A noiva vendida que despertou o herdeiro em coma…

No dia em que meu pai me vendeu em casamento, o homem com quem me casei não pôde olhar para mim.

Ele não pôde segurar minha mão.

Não pôde dizer meu nome.

Não pôde me prometer nada.

Ethan Thornton estava em coma havia nove meses.

E, ainda assim, colocaram-me de pé ao lado dele, diante de um altar cheio de lírios, como se a ausência de sua voz não importasse.

A capela cheirava a perfume caro, flores recém-cortadas e cera morna.

Era um aroma bonito, daqueles que deveriam pertencer a casamentos verdadeiros, a famílias felizes e a noivas que caminham em direção a alguém que escolheram.

Mas, para mim, cheirava a contrato.

Cheirava a dívida.

Cheirava a uma porta se fechando.

Eu usava um vestido branco emprestado, apertado de forma desconfortável nos ombros, com uma renda que roçava minha pele como se quisesse me lembrar, a cada segundo, de que nada daquilo era meu.

Ao meu lado, Ethan Thornton estava sentado em uma cadeira de rodas.

Haviam penteado seus cabelos escuros com uma delicadeza quase ofensiva.

Haviam ajeitado seu terno.

Haviam colocado suas mãos imóveis sobre o colo.
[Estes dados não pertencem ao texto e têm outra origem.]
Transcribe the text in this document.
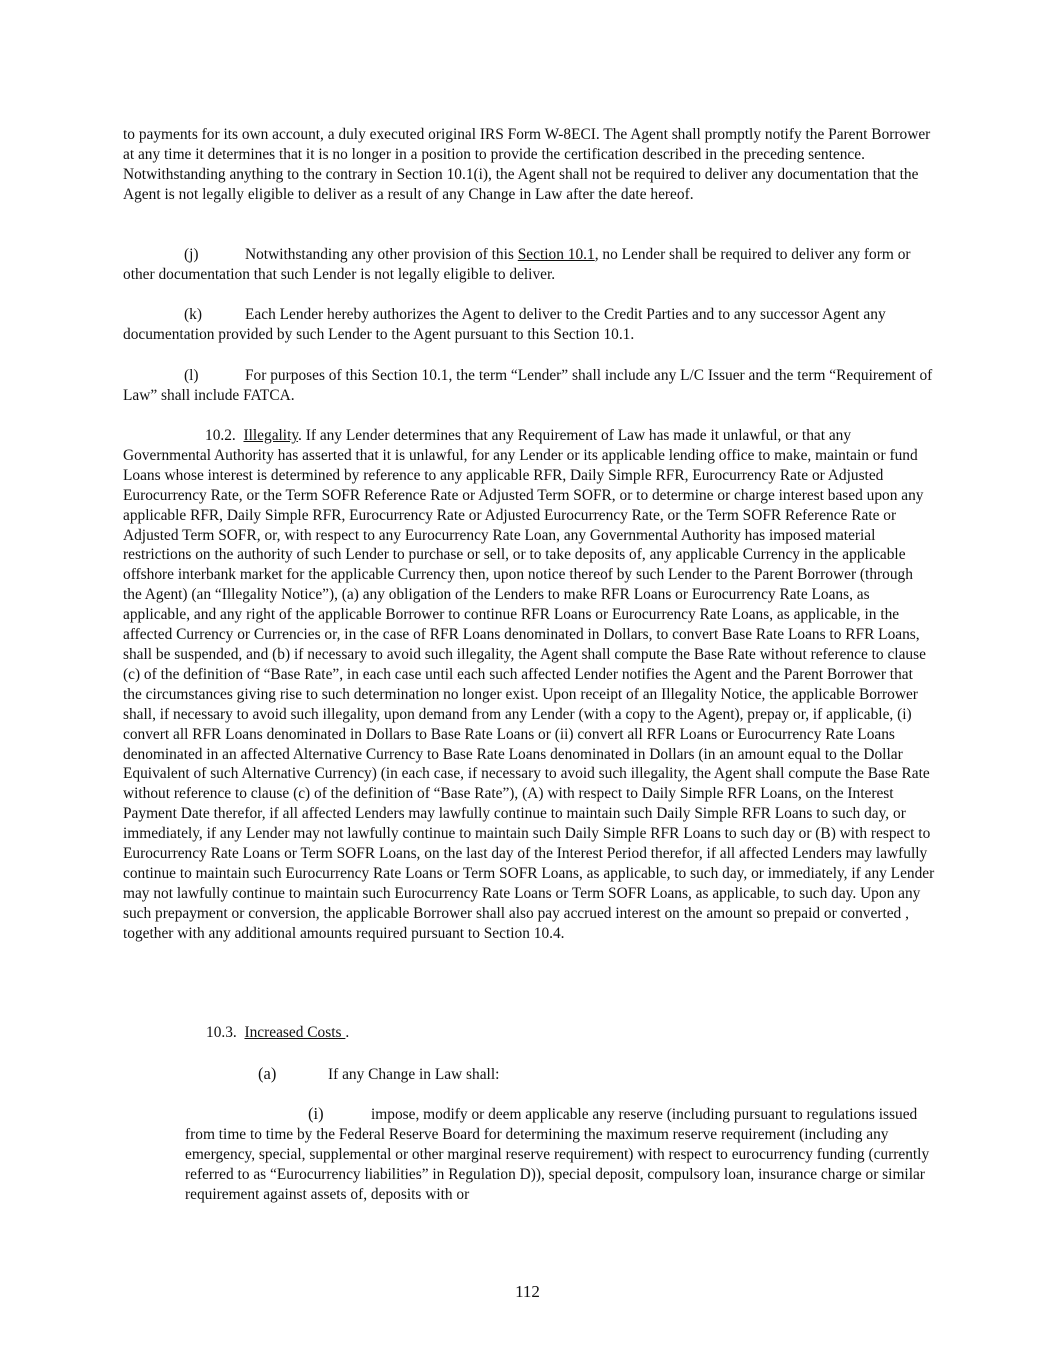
to payments for its own account, a duly executed original IRS Form W-8ECI. The Agent shall promptly notify the Parent Borrower at any time it determines that it is no longer in a position to provide the certification described in the preceding sentence. Notwithstanding anything to the contrary in Section 10.1(i), the Agent shall not be required to deliver any documentation that the Agent is not legally eligible to deliver as a result of any Change in Law after the date hereof.

(j)	Notwithstanding any other provision of this Section 10.1, no Lender shall be required to deliver any form or other documentation that such Lender is not legally eligible to deliver.

(k)	Each Lender hereby authorizes the Agent to deliver to the Credit Parties and to any successor Agent any documentation provided by such Lender to the Agent pursuant to this Section 10.1.

(l)	For purposes of this Section 10.1, the term “Lender” shall include any L/C Issuer and the term “Requirement of Law” shall include FATCA.

10.2. Illegality. If any Lender determines that any Requirement of Law has made it unlawful, or that any Governmental Authority has asserted that it is unlawful, for any Lender or its applicable lending office to make, maintain or fund Loans whose interest is determined by reference to any applicable RFR, Daily Simple RFR, Eurocurrency Rate or Adjusted Eurocurrency Rate, or the Term SOFR Reference Rate or Adjusted Term SOFR, or to determine or charge interest based upon any applicable RFR, Daily Simple RFR, Eurocurrency Rate or Adjusted Eurocurrency Rate, or the Term SOFR Reference Rate or Adjusted Term SOFR, or, with respect to any Eurocurrency Rate Loan, any Governmental Authority has imposed material restrictions on the authority of such Lender to purchase or sell, or to take deposits of, any applicable Currency in the applicable offshore interbank market for the applicable Currency then, upon notice thereof by such Lender to the Parent Borrower (through the Agent) (an “Illegality Notice”), (a) any obligation of the Lenders to make RFR Loans or Eurocurrency Rate Loans, as applicable, and any right of the applicable Borrower to continue RFR Loans or Eurocurrency Rate Loans, as applicable, in the affected Currency or Currencies or, in the case of RFR Loans denominated in Dollars, to convert Base Rate Loans to RFR Loans, shall be suspended, and (b) if necessary to avoid such illegality, the Agent shall compute the Base Rate without reference to clause (c) of the definition of “Base Rate”, in each case until each such affected Lender notifies the Agent and the Parent Borrower that the circumstances giving rise to such determination no longer exist. Upon receipt of an Illegality Notice, the applicable Borrower shall, if necessary to avoid such illegality, upon demand from any Lender (with a copy to the Agent), prepay or, if applicable, (i) convert all RFR Loans denominated in Dollars to Base Rate Loans or (ii) convert all RFR Loans or Eurocurrency Rate Loans denominated in an affected Alternative Currency to Base Rate Loans denominated in Dollars (in an amount equal to the Dollar Equivalent of such Alternative Currency) (in each case, if necessary to avoid such illegality, the Agent shall compute the Base Rate without reference to clause (c) of the definition of “Base Rate”), (A) with respect to Daily Simple RFR Loans, on the Interest Payment Date therefor, if all affected Lenders may lawfully continue to maintain such Daily Simple RFR Loans to such day, or immediately, if any Lender may not lawfully continue to maintain such Daily Simple RFR Loans to such day or (B) with respect to Eurocurrency Rate Loans or Term SOFR Loans, on the last day of the Interest Period therefor, if all affected Lenders may lawfully continue to maintain such Eurocurrency Rate Loans or Term SOFR Loans, as applicable, to such day, or immediately, if any Lender may not lawfully continue to maintain such Eurocurrency Rate Loans or Term SOFR Loans, as applicable, to such day. Upon any such prepayment or conversion, the applicable Borrower shall also pay accrued interest on the amount so prepaid or converted , together with any additional amounts required pursuant to Section 10.4.

10.3. Increased Costs .
(a)	If any Change in Law shall:
(i)	impose, modify or deem applicable any reserve (including pursuant to regulations issued from time to time by the Federal Reserve Board for determining the maximum reserve requirement (including any emergency, special, supplemental or other marginal reserve requirement) with respect to eurocurrency funding (currently referred to as “Eurocurrency liabilities” in Regulation D)), special deposit, compulsory loan, insurance charge or similar requirement against assets of, deposits with or
112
Uma enfermeira particular permanecia atrás dele, observando o monitor portátil e a inclinação de sua cabeça com a atenção de quem sabe que um corpo pode falhar até mesmo em silêncio.

Ethan não reagiu quando entrei.

Não reagiu quando o ministro começou a falar.

Não reagiu quando todos os convidados se viraram em nossa direção.

Não abriu os olhos.

Não moveu um dedo.

Segundo o que todos haviam repetido para mim, ele não sabia que, naquela manhã, estava sendo casado com uma desconhecida.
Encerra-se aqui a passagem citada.